Cross-Modality Deep Feature Learning for Brain Tumor Segmentation
Background
Recent advances in machine learning and prevalence of digital medical images have opened up an opportunity to address the challenging brain tumor segmentation (BTS) task by using deep convolutional neural networks.
However, different from the RGB image data that are very widespread, the medical image data used in brain tumor segmentation are relatively scarce in terms of the data scale but contain the richer information in terms of the modality property.
Proposed Framework
To this end, this paper proposes a novel cross-modality deep feature learning framework to segment brain tumors from the multi-modality MRI data. The core idea is to mine rich patterns across the multi-modality data to make up for the insufficient data scale.

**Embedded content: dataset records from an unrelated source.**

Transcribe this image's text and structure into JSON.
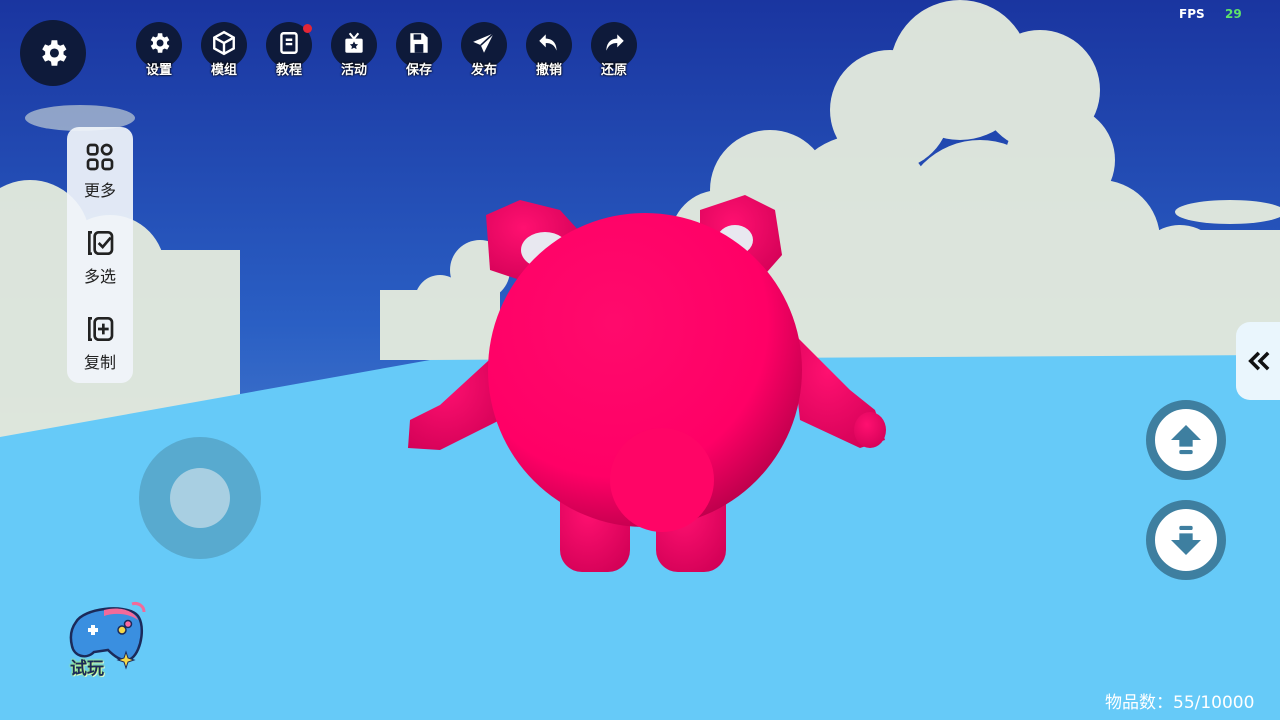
{
  "toolbar": {
    "items": [
      {
        "label": "设置",
        "icon": "gear-icon",
        "badge": false
      },
      {
        "label": "模组",
        "icon": "cube-icon",
        "badge": false
      },
      {
        "label": "教程",
        "icon": "book-icon",
        "badge": true
      },
      {
        "label": "活动",
        "icon": "gift-icon",
        "badge": false
      },
      {
        "label": "保存",
        "icon": "save-icon",
        "badge": false
      },
      {
        "label": "发布",
        "icon": "paper-plane-icon",
        "badge": false
      },
      {
        "label": "撤销",
        "icon": "undo-icon",
        "badge": false
      },
      {
        "label": "还原",
        "icon": "redo-icon",
        "badge": false
      }
    ]
  },
  "fps": {
    "label": "FPS",
    "value": "29"
  },
  "side_panel": {
    "more": "更多",
    "multi_select": "多选",
    "copy": "复制"
  },
  "try_play": {
    "label": "试玩"
  },
  "item_count": "物品数：55/10000",
  "colors": {
    "sky_top": "#1c3a9a",
    "ground": "#66caf8",
    "character": "#ff0066",
    "badge": "#e32636",
    "fps_value": "#5de36a"
  }
}
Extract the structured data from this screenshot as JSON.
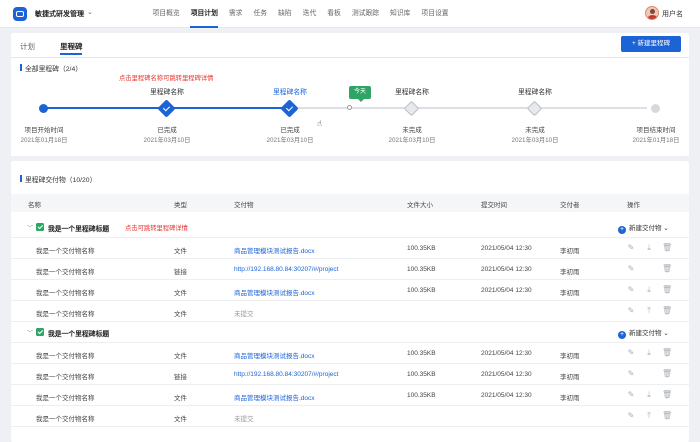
{
  "app": {
    "title": "敏捷式研发管理",
    "username": "用户名"
  },
  "nav": [
    "项目概览",
    "项目计划",
    "需求",
    "任务",
    "缺陷",
    "迭代",
    "看板",
    "测试跟踪",
    "知识库",
    "项目设置"
  ],
  "tabs": {
    "plan": "计划",
    "milestone": "里程碑"
  },
  "new_milestone_button": "+ 新建里程碑",
  "milestones_section": {
    "title": "全部里程碑（2/4）",
    "annotation": "点击里程碑名称可跳转里程碑详情",
    "today_label": "今天",
    "nodes": [
      {
        "name": "",
        "status": "项目开始时间",
        "date": "2021年01月18日"
      },
      {
        "name": "里程碑名称",
        "status": "已完成",
        "date": "2021年03月10日"
      },
      {
        "name": "里程碑名称",
        "status": "已完成",
        "date": "2021年03月10日"
      },
      {
        "name": "里程碑名称",
        "status": "未完成",
        "date": "2021年03月10日"
      },
      {
        "name": "里程碑名称",
        "status": "未完成",
        "date": "2021年03月10日"
      },
      {
        "name": "",
        "status": "项目结束时间",
        "date": "2021年01月18日"
      }
    ]
  },
  "deliverables_section": {
    "title": "里程碑交付物（10/20）",
    "columns": [
      "名称",
      "类型",
      "交付物",
      "文件大小",
      "提交时间",
      "交付者",
      "操作"
    ],
    "group_annotation": "点击可跳转里程碑详情",
    "new_deliverable": "新建交付物",
    "groups": [
      {
        "title": "我是一个里程碑标题",
        "rows": [
          {
            "name": "我是一个交付物名称",
            "type": "文件",
            "item": "商品管理模块测试报告.docx",
            "size": "100.35KB",
            "time": "2021/05/04 12:30",
            "by": "李初雨"
          },
          {
            "name": "我是一个交付物名称",
            "type": "链接",
            "item": "http://192.168.80.84:30207/#/project",
            "size": "100.35KB",
            "time": "2021/05/04 12:30",
            "by": "李初雨"
          },
          {
            "name": "我是一个交付物名称",
            "type": "文件",
            "item": "商品管理模块测试报告.docx",
            "size": "100.35KB",
            "time": "2021/05/04 12:30",
            "by": "李初雨"
          },
          {
            "name": "我是一个交付物名称",
            "type": "文件",
            "item": "未提交",
            "size": "",
            "time": "",
            "by": ""
          }
        ]
      },
      {
        "title": "我是一个里程碑标题",
        "rows": [
          {
            "name": "我是一个交付物名称",
            "type": "文件",
            "item": "商品管理模块测试报告.docx",
            "size": "100.35KB",
            "time": "2021/05/04 12:30",
            "by": "李初雨"
          },
          {
            "name": "我是一个交付物名称",
            "type": "链接",
            "item": "http://192.168.80.84:30207/#/project",
            "size": "100.35KB",
            "time": "2021/05/04 12:30",
            "by": "李初雨"
          },
          {
            "name": "我是一个交付物名称",
            "type": "文件",
            "item": "商品管理模块测试报告.docx",
            "size": "100.35KB",
            "time": "2021/05/04 12:30",
            "by": "李初雨"
          },
          {
            "name": "我是一个交付物名称",
            "type": "文件",
            "item": "未提交",
            "size": "",
            "time": "",
            "by": ""
          }
        ]
      }
    ]
  }
}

The proposed cross-modality deep feature learning framework consists of two learning processes:
1. Cross-Modality Feature Transition (CMFT) Process: Aims at learning rich feature representations by transiting knowledge across different modality data.
2. Cross-Modality Feature Fusion (CMFF) Process: Aims at fusing knowledge from different modality data to enhance the representation capability.
Experimental Results
Comprehensive experiments are conducted on the BraTS benchmarks, which show that the proposed cross-modality deep feature learning framework can effectively improve the brain tumor segmentation performance when compared with the baseline methods and state-of-the-art methods.
The cross-modality learning strategy successfully addresses the challenge of limited medical imaging data by leveraging the complementary information across multiple MRI modalities.